I do have a fair amount of gardening books and organizing books; both of which I purchased to further my expertise in both of my businesses. The gardening books take up 1.5 shelves in the built in glass door cabinet, and the organizing books are on another shelf. These I will keep, as they are not in my way, and are an ongoing source of information.

Do you love books but have too many? Are they overflowing the bookshelves, taking up space on a chair or couch, or piled on the floor? I’m sure that some of these fiction, non-fiction, art, music, and other book topics you’ve collected over the years mean a lot to you, but most likely many of them are just gathering dust.
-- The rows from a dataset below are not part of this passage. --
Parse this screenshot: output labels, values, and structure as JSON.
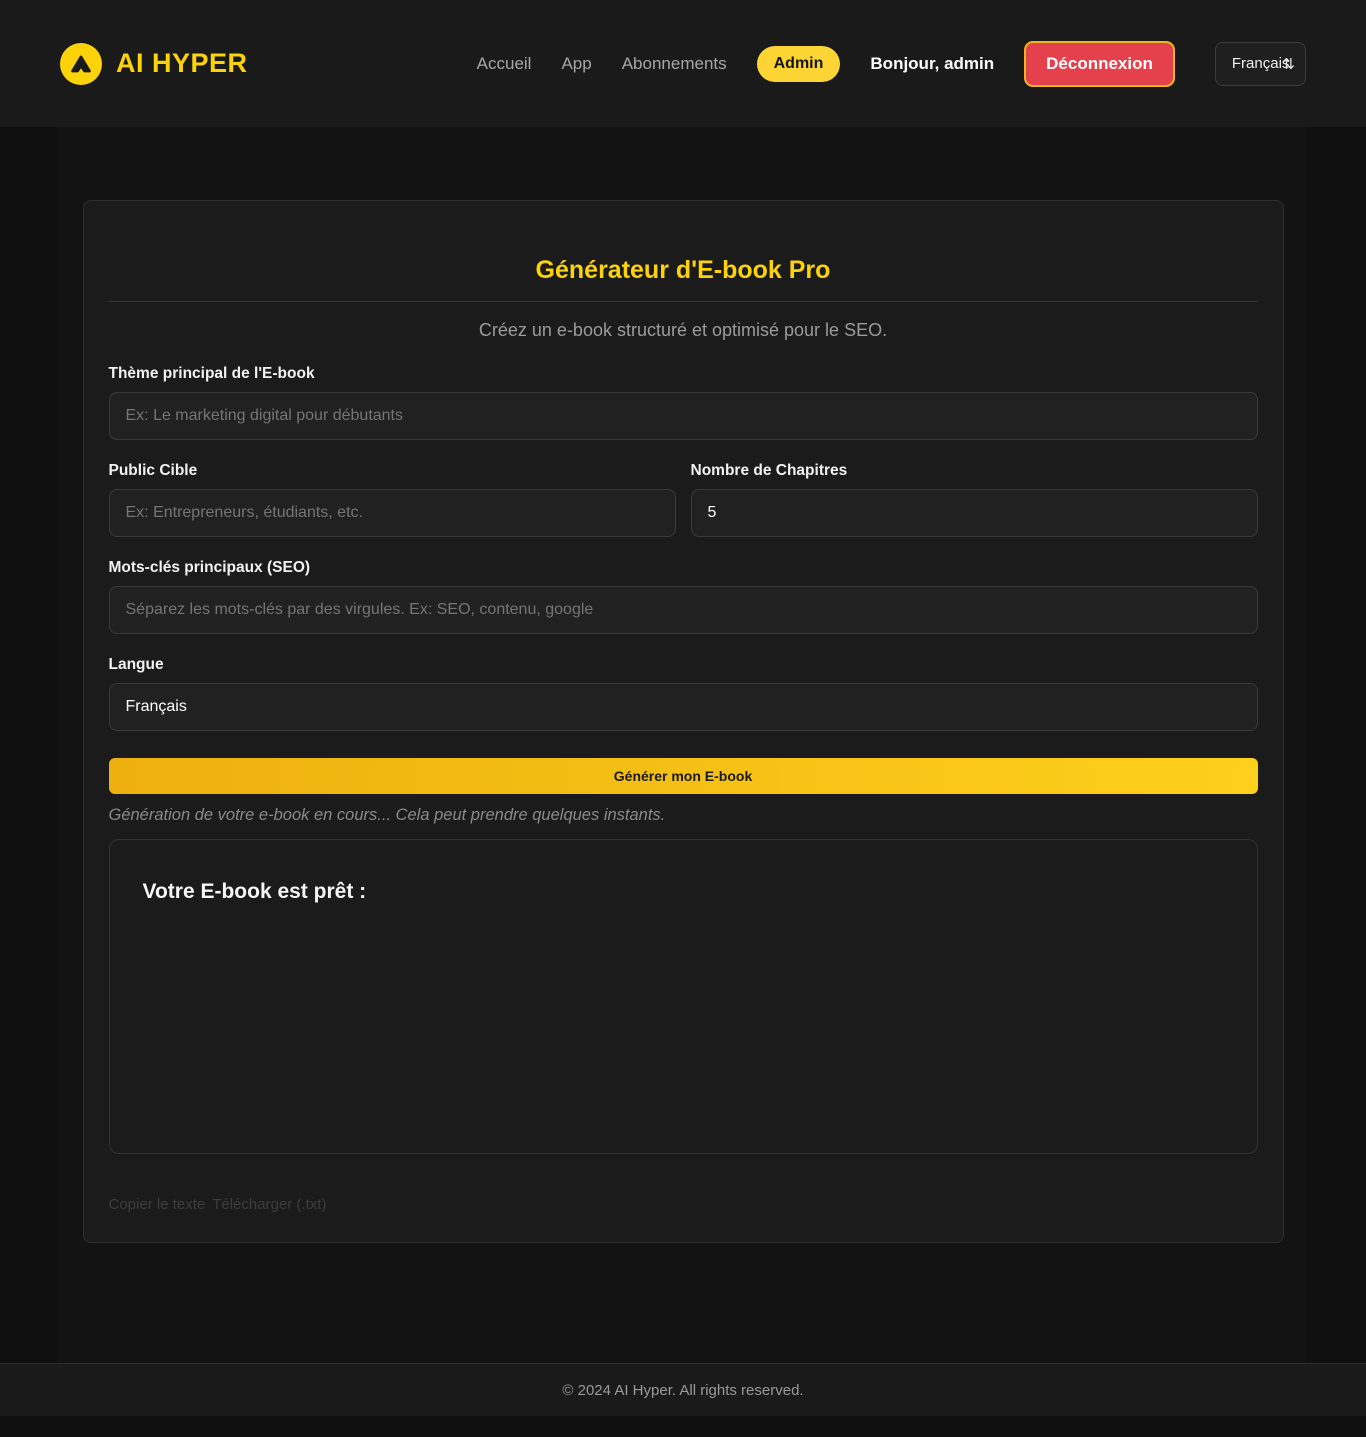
{
  "header": {
    "brand": "AI HYPER",
    "nav": [
      {
        "label": "Accueil"
      },
      {
        "label": "App"
      },
      {
        "label": "Abonnements"
      }
    ],
    "admin_badge": "Admin",
    "greeting": "Bonjour, admin",
    "logout_label": "Déconnexion",
    "language_selector": {
      "selected": "Français"
    }
  },
  "generator": {
    "title": "Générateur d'E-book Pro",
    "subtitle": "Créez un e-book structuré et optimisé pour le SEO.",
    "fields": {
      "theme": {
        "label": "Thème principal de l'E-book",
        "placeholder": "Ex: Le marketing digital pour débutants",
        "value": ""
      },
      "audience": {
        "label": "Public Cible",
        "placeholder": "Ex: Entrepreneurs, étudiants, etc.",
        "value": ""
      },
      "chapters": {
        "label": "Nombre de Chapitres",
        "value": "5"
      },
      "keywords": {
        "label": "Mots-clés principaux (SEO)",
        "placeholder": "Séparez les mots-clés par des virgules. Ex: SEO, contenu, google",
        "value": ""
      },
      "language": {
        "label": "Langue",
        "selected": "Français"
      }
    },
    "generate_button": "Générer mon E-book",
    "status": "Génération de votre e-book en cours... Cela peut prendre quelques instants.",
    "result": {
      "heading": "Votre E-book est prêt :"
    },
    "actions": {
      "copy": "Copier le texte",
      "download": "Télécharger (.txt)"
    }
  },
  "footer": {
    "copyright": "© 2024 AI Hyper. All rights reserved."
  },
  "colors": {
    "accent": "#fcd20b",
    "accent_gradient_start": "#edb00e",
    "accent_gradient_end": "#fdd01c",
    "danger": "#e5414d",
    "header_bg": "#1a1a1a",
    "card_bg": "#1b1b1b",
    "input_bg": "#212121"
  }
}
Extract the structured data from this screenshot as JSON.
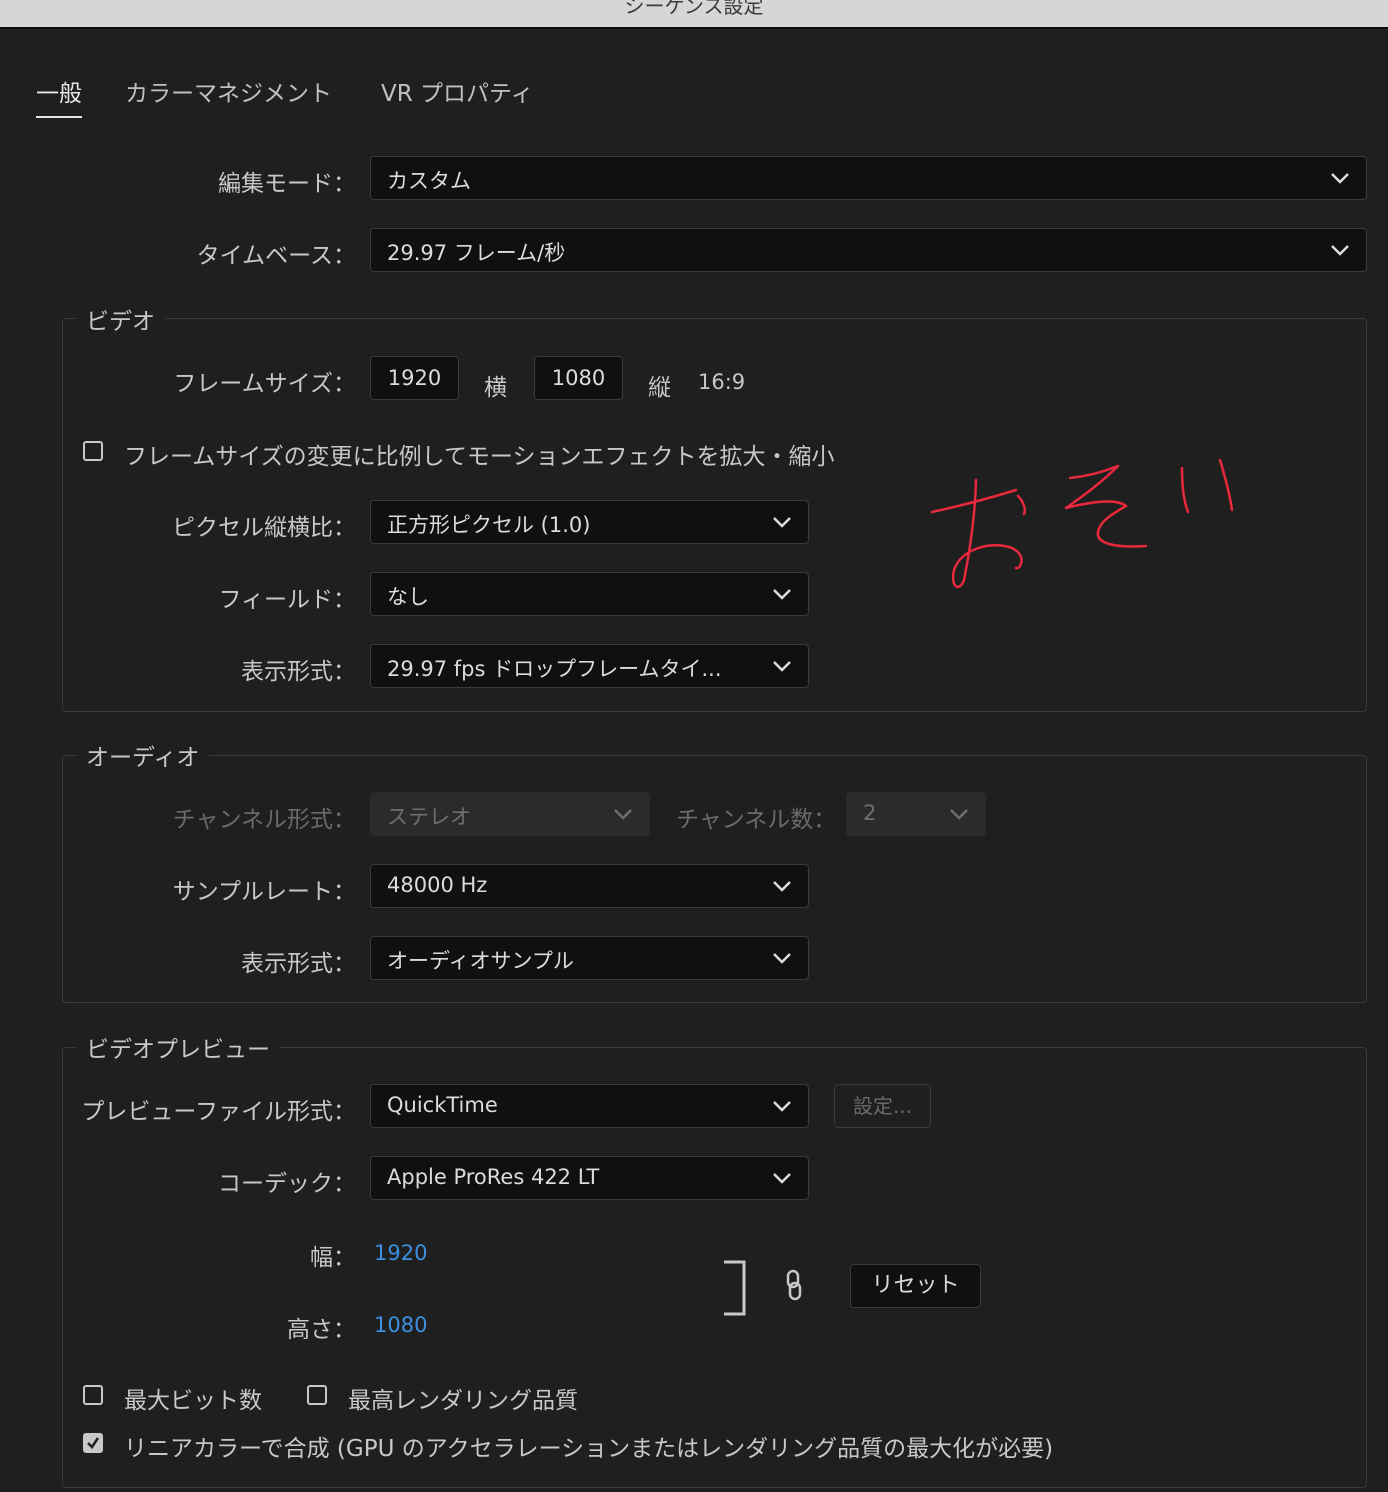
{
  "window": {
    "title": "シーケンス設定"
  },
  "tabs": [
    {
      "label": "一般",
      "active": true
    },
    {
      "label": "カラーマネジメント"
    },
    {
      "label": "VR プロパティ"
    }
  ],
  "general": {
    "edit_mode": {
      "label": "編集モード：",
      "value": "カスタム"
    },
    "timebase": {
      "label": "タイムベース：",
      "value": "29.97  フレーム/秒"
    }
  },
  "video": {
    "title": "ビデオ",
    "frame_size": {
      "label": "フレームサイズ：",
      "width": "1920",
      "width_unit": "横",
      "height": "1080",
      "height_unit": "縦",
      "aspect": "16:9"
    },
    "scale_checkbox": {
      "label": "フレームサイズの変更に比例してモーションエフェクトを拡大・縮小",
      "checked": false
    },
    "pixel_aspect": {
      "label": "ピクセル縦横比：",
      "value": "正方形ピクセル (1.0)"
    },
    "fields": {
      "label": "フィールド：",
      "value": "なし"
    },
    "display_format": {
      "label": "表示形式：",
      "value": "29.97 fps ドロップフレームタイ..."
    }
  },
  "audio": {
    "title": "オーディオ",
    "channel_format": {
      "label": "チャンネル形式：",
      "value": "ステレオ",
      "disabled": true
    },
    "channel_count": {
      "label": "チャンネル数：",
      "value": "2",
      "disabled": true
    },
    "sample_rate": {
      "label": "サンプルレート：",
      "value": "48000 Hz"
    },
    "display_format": {
      "label": "表示形式：",
      "value": "オーディオサンプル"
    }
  },
  "preview": {
    "title": "ビデオプレビュー",
    "file_format": {
      "label": "プレビューファイル形式：",
      "value": "QuickTime"
    },
    "settings_button": "設定...",
    "codec": {
      "label": "コーデック：",
      "value": "Apple ProRes 422 LT"
    },
    "width": {
      "label": "幅：",
      "value": "1920"
    },
    "height": {
      "label": "高さ：",
      "value": "1080"
    },
    "reset_button": "リセット",
    "max_bit_depth": {
      "label": "最大ビット数",
      "checked": false
    },
    "max_render_quality": {
      "label": "最高レンダリング品質",
      "checked": false
    },
    "linear_color": {
      "label": "リニアカラーで合成 (GPU のアクセラレーションまたはレンダリング品質の最大化が必要)",
      "checked": true
    }
  },
  "annotation": {
    "handwritten_text": "おそい",
    "color": "#e8283c"
  },
  "colors": {
    "accent_value": "#3d8fe0",
    "background": "#1f1f1f"
  }
}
Why not share your wealth and give some away! Set aside an hour per week, and sort through at least one shelf on your bookshelf, or a couple piles of books. If you bought it a while back and haven’t yet read it, maybe it’s time to let it go. Fill a box (or boxes) with the books you no longer love, want, or need, and share the joy of reading by donating them to your favorite charity, library, local prison, or to ‘More than Words’.

‘More than Words’ located in Waltham, MA, is a nonprofit social enterprise that empowers youth who are in the foster care system, court involved, or homeless, or out of school to take charge of their lives by managing the organization’s online and retail bookstore and cafe. Check out their website – http://www.MTWyouth.org  or call 781-788-0035. And, if you have at least ten boxes of books to donate, the organization will pick them up for you.

I’d love to know how many books you’ve got, and how you let go and distribute them.